To say that education funding in California is affected by the broader economic conditions is an understatement. Historically, total state revenue has proven extremely sensitive to the performance of the economy in general, and increasingly, to the performance of equity markets. Given the uncertainties that cloud the fiscal horizon – from high-interest rates to global conflicts – it is hard to be optimistic about the state’s economy in 2023. And, given the connection between the economy and K12 funding, the outlook for education resources in the coming year isn’t pretty.
In a new paper, OI’s Patrick Murphy, Director of Resource Equity and Public Finance, lays out a rather grim vision of the near-term future for education resources in California. While K12 spending is at an all-time high this year, an economic downturn in 2023 will lead to declines in state revenue and consequently have a negative impact on education funding.
What causes these dramatic swings in funding? Proposition 13. Since its passage in 1978, California has had to rely heavily on sales and income taxes to pay for most state programs, as well as a significant portion of K12 education.
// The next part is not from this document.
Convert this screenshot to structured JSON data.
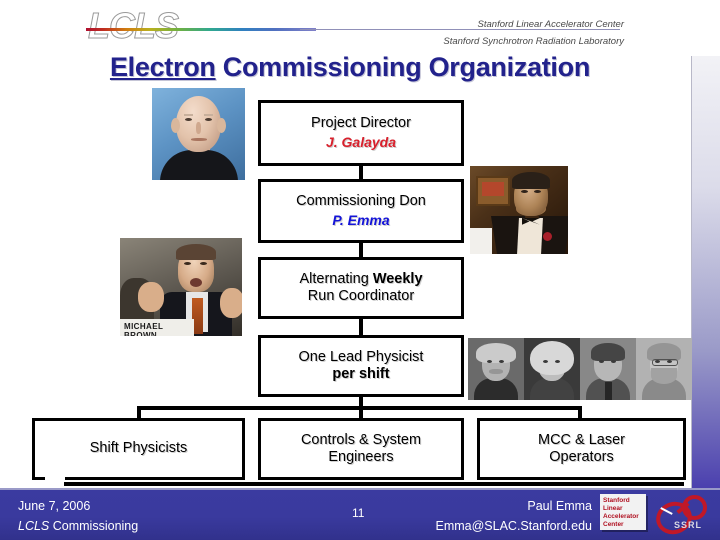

While California now has the most progressive tax structure of all of the states, it also means that the state has one of the most volatile revenue systems, with total tax collections rising and falling dramatically from one year to the next.
The paper delves into one of the factors behind the dramatic swing in education funding, Proposition 13, and concludes with a call for California to begin to address its structural fiscal problems. It asks that researchers, policymakers, advocates, and funders to begin to invest in the work of developing policy alternatives to the state’s current revenue structure, with a specific emphasis on reforming Proposition 13.